Little did I know that most Orange runners are unfamiliar with the standard last control-to-finish notation on the clue sheets, or with the fact that streamered routes marked on the map are mandatory. This issue usually does not come up at A-meets, at which the Orange M- and F-16's are most often orienteers' kids and are well acquainted with the rules. One after one, the early Orange finishers shortcut through the horsemen's area, in plain view of a pair of unhappy rangers who were painting a park shelter. It was clear that cutting through saved those runners some time, and put those who dutifully played by the rules at a disadvantage, so I instructed the finish crew to send the shortcutters back to the last control and tell them to follow the streamers this time. This did not work, as an Orange finisher refused to do so and threatened the course setter with eternal damnation for his mistreatment. So I had to go find a bored-looking orienteer in the results area and ask him to guide the Oranges along the proper path. After that, things went smoothly, at the expense of this person's time.

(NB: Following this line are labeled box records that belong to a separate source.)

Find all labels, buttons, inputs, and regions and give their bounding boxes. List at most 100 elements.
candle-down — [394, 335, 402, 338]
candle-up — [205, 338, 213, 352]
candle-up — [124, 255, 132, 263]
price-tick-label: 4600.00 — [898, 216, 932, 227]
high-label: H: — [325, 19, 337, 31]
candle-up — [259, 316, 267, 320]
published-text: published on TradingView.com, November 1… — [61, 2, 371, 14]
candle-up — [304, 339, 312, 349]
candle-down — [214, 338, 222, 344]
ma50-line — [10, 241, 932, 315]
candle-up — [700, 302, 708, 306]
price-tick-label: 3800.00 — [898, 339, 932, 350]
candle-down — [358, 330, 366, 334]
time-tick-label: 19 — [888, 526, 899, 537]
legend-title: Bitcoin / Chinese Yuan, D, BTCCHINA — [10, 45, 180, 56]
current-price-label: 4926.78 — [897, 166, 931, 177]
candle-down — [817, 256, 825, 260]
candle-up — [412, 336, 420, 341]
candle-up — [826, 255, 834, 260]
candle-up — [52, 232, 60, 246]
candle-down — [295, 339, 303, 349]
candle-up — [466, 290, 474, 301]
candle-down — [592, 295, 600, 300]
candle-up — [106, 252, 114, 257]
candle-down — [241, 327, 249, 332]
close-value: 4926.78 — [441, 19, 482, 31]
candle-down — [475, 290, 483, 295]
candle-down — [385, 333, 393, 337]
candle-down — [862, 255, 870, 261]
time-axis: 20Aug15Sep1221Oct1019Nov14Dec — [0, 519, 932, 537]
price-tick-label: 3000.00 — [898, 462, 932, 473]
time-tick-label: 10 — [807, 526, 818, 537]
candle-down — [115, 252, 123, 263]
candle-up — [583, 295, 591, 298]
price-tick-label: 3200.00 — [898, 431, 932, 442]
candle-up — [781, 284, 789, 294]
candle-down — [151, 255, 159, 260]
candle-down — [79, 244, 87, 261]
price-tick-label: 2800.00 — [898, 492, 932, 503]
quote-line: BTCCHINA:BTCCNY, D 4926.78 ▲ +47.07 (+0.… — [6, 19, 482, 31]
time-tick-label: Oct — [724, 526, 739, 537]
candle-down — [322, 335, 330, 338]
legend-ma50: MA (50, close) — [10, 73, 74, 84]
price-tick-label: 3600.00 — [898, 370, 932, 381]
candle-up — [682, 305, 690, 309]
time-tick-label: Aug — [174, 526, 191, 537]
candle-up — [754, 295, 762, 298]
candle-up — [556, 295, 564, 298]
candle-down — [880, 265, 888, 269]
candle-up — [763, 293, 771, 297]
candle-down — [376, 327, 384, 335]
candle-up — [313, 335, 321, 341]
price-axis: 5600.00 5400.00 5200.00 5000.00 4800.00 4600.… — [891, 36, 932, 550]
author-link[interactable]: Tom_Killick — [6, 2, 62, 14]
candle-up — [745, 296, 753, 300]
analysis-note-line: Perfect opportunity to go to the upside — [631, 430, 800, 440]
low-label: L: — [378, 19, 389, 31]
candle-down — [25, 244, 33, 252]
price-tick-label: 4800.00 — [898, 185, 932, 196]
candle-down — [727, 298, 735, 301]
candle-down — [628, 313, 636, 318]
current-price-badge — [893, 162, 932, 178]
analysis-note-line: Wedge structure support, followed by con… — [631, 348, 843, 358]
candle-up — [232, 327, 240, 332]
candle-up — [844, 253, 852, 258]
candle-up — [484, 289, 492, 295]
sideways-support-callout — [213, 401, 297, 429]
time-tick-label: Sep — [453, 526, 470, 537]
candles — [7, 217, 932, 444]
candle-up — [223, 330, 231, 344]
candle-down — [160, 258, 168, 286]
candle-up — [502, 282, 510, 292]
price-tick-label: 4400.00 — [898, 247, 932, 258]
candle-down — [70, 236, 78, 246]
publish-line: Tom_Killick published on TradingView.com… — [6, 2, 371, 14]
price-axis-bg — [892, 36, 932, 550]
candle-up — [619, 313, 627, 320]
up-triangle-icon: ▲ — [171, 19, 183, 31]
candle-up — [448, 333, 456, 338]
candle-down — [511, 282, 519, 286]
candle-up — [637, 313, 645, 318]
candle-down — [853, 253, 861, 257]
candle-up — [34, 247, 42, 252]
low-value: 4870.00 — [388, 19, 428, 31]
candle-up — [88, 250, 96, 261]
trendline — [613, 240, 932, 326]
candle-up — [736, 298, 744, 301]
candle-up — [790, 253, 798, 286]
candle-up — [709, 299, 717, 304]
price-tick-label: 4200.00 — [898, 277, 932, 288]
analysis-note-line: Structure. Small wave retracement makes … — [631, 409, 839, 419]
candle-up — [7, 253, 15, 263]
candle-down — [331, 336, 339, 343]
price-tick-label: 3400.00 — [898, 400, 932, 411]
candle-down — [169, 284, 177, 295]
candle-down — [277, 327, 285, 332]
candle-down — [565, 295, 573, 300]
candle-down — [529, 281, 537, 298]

Yet another problem arose the morning before the event as I woke up at my campsite to find out that one of the yet-to-be placed e-punch units lit a red LED which I presumed to be a battery low indicator. I could not see the yellow "pulse" LED, which flashes every few seconds, on the bottom of the unit. Curious, I checked the rest of the units on the picnic table. About half of them did not have pulse. I panicked and replaced the presumed-dead units with spares, and later went out and replaced a couple of close units already in the woods with spares. I thought that there was some sort of mass malfunction owing to the very wet weather overnight. When I brought the deceased units back to the e-punch guru, Robert Lewis, he showed me that they weren't dead at all. Rather, they had the pulse LED in a place different from the other units, which was harder to see. In the middle of the commotion, I forgot to put out the last remaining White control, in plain view of the finish. The early White finishers found it out, and the control was quickly placed. Still, some people were inconvenienced as the course setter was more concerned with keeping the e-punch system working and the advanced runners happy, rather than making sure the White course was taken proper care of. One has to wonder whether technology is an asset or a liability.
I think this covers the problems. The rest of the courses were, in the majority's view, fair and exciting. Would you personally prefer flawless events, held nearly to A-meet standards, or imperfect ones such as Sunday's, but with interesting courses, and offered at twice the frequency? It's up to you to decide.